Jaypee Brothers Medical v. Dr. Ramya Raghu & others: Issue was with respect to assignment of copyright. The contention was that the plaintiff (publisher) claimed that there was an assignment of copyright, the defendant (author) on the other hand stated that there was no assignment of copyright as there was no consideration. Court, after examining the terms of the agreement, decided that this was not a case of assignment of copyright. The agreement did not describe the plaintiff as assignee. The language was construed as making it only a standard contract of assignment of the right to publish the work and not assignment of the entire copyright work. 

The decision in this case depicts the significance of negotiating clauses while drafting agreements. The clause relating to assignment in this case only said ‘transfer of rights to publish the work’ and not ‘transfer of copyright’. Due to this ambiguity arose in the mind of one party. But the court ruled in favour of defendants.
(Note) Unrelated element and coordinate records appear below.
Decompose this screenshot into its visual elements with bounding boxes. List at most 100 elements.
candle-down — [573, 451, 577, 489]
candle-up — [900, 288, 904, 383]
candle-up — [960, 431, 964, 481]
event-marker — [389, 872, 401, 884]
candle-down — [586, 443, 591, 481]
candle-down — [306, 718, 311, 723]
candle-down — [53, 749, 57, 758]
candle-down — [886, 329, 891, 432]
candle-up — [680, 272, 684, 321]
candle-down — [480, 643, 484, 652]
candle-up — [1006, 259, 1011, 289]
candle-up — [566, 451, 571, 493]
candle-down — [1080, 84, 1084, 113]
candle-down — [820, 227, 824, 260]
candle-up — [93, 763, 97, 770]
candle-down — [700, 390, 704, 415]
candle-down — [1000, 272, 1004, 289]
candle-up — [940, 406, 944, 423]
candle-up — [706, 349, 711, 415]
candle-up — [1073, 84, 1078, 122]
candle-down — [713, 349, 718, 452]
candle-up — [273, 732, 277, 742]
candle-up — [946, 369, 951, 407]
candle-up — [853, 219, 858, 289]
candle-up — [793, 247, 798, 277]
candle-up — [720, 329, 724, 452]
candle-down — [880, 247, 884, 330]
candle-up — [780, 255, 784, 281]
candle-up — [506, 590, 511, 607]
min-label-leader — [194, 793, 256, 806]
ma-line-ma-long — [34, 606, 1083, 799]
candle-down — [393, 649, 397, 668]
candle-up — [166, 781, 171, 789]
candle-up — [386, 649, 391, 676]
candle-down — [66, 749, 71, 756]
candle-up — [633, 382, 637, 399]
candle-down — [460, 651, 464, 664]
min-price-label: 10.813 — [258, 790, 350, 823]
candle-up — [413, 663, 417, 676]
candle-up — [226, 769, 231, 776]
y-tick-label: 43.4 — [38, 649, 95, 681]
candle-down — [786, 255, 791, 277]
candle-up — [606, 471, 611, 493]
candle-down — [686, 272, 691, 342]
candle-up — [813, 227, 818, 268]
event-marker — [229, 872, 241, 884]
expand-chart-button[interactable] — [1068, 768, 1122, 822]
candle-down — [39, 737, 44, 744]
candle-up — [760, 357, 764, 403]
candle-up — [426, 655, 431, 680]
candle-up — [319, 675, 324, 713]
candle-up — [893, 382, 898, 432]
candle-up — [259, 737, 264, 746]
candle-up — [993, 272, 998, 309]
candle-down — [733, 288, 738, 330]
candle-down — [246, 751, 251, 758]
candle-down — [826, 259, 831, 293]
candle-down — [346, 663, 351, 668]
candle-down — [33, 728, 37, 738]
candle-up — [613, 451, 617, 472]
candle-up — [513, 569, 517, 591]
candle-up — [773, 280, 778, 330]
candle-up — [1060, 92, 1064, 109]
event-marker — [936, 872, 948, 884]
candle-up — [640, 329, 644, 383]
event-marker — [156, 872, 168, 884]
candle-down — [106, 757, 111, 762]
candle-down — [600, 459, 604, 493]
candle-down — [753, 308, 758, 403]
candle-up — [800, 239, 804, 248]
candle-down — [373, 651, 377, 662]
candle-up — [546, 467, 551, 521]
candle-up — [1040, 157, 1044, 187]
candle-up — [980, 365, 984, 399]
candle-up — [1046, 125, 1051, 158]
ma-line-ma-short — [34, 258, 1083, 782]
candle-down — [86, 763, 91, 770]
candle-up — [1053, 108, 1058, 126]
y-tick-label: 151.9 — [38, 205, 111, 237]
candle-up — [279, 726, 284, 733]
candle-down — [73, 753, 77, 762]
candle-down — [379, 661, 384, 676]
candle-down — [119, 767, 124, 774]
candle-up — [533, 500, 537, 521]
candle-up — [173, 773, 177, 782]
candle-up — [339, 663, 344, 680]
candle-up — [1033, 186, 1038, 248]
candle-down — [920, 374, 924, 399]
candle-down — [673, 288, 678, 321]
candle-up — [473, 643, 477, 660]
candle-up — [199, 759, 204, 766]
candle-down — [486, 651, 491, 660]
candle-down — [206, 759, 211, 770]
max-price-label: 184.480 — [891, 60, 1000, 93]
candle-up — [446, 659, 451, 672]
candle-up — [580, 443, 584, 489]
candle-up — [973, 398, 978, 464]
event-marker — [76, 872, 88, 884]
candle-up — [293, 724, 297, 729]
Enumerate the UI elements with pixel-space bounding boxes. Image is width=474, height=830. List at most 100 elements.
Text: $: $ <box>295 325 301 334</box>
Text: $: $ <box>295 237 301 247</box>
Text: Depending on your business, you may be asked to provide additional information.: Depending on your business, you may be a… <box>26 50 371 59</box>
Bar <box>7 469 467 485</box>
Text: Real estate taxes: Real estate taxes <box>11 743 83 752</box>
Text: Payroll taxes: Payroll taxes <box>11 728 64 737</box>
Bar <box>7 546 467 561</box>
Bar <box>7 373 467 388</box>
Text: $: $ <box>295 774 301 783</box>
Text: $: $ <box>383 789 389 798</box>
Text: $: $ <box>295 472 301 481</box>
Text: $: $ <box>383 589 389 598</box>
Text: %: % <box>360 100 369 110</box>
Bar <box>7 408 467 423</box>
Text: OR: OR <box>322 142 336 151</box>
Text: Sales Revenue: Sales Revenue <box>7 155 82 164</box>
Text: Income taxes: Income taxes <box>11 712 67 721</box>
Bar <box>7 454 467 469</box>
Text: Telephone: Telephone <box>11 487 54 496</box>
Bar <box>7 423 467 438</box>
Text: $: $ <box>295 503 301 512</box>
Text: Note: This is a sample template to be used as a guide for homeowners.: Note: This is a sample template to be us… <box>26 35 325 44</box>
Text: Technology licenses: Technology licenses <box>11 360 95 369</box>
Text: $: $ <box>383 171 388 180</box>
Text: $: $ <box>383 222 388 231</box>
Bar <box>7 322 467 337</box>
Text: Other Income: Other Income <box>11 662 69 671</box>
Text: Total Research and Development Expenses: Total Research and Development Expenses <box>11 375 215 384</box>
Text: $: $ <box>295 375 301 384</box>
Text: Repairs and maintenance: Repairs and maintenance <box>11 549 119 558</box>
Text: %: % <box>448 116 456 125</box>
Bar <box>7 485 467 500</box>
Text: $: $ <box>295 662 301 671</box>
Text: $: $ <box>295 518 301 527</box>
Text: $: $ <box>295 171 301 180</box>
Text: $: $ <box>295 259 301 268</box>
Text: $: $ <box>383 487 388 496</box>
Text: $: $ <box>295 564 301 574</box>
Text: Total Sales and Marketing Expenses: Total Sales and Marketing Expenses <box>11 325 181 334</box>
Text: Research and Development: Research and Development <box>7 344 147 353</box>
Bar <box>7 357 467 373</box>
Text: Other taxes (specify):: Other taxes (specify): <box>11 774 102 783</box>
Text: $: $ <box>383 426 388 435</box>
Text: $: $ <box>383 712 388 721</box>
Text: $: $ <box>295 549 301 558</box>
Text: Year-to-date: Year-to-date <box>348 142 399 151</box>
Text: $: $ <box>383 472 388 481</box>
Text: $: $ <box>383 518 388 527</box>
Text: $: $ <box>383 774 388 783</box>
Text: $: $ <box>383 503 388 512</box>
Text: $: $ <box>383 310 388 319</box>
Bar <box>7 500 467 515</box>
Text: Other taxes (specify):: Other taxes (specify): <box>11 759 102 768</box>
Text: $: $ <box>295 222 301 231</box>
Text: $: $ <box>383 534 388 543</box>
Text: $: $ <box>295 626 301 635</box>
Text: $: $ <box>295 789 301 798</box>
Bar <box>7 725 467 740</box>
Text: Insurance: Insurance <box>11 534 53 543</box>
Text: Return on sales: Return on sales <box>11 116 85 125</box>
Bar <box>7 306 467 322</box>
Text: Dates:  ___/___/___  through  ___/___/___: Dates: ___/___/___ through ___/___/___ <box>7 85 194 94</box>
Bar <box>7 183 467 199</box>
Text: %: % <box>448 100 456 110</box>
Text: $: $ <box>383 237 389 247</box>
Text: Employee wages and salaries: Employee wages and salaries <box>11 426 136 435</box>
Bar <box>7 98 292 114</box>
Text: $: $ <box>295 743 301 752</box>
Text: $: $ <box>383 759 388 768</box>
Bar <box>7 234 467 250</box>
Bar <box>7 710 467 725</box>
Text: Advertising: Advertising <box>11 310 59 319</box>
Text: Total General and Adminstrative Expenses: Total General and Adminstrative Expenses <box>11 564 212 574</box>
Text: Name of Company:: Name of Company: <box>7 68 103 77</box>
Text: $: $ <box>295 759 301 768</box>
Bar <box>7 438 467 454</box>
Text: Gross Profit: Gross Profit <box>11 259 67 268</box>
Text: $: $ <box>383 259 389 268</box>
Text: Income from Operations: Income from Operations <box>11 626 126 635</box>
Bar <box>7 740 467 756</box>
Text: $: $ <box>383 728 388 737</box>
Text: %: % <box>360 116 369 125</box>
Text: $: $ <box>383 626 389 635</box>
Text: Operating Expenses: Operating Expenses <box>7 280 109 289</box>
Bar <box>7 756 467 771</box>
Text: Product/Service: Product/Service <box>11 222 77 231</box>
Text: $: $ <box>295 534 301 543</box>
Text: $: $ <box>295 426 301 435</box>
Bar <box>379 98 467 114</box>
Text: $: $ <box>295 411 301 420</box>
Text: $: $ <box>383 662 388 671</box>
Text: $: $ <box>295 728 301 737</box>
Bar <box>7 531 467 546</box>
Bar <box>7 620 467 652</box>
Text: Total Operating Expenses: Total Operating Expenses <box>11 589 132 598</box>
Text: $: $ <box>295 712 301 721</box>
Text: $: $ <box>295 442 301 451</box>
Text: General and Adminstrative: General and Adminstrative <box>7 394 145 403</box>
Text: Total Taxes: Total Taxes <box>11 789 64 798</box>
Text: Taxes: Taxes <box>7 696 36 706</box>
As authors, they had no intention of assigning the copyright. Hence, the plaintiff could not restrain the defendants in the capacity of an assignee. 

However, where there is ambiguity in the agreement, it was held in Hole v. Bradbury, that in the agreements between authors and publishers of theatrical products, it is, often difficult to distinguish between sole and exclusive licence and an assignment of copyright. Court held that where there is no express term as to the copyright contained in the publisher’s agreement, if consideration is paid to the author by way of royalties or a share of the profits instead of a sum of money paid down, the inference is that the copyright is not assigned but that a sole and exclusive licence is conferred upon the publisher. 

Conclusion

Though the laws are clear and caselaw also tell us what needs to be done when a clear assignment is to be made from an author to the publisher. However, problems still arise and mostly due to a weakly drafted assignment agreement which leaves gaping loopholes that accommodate conflicts and parties have to resort to lengthy litigations to get their rights. 

Therefore, before an author gets into an agreement with a publisher he/she must know what all rights they are giving up and for them are they being adequately compensated.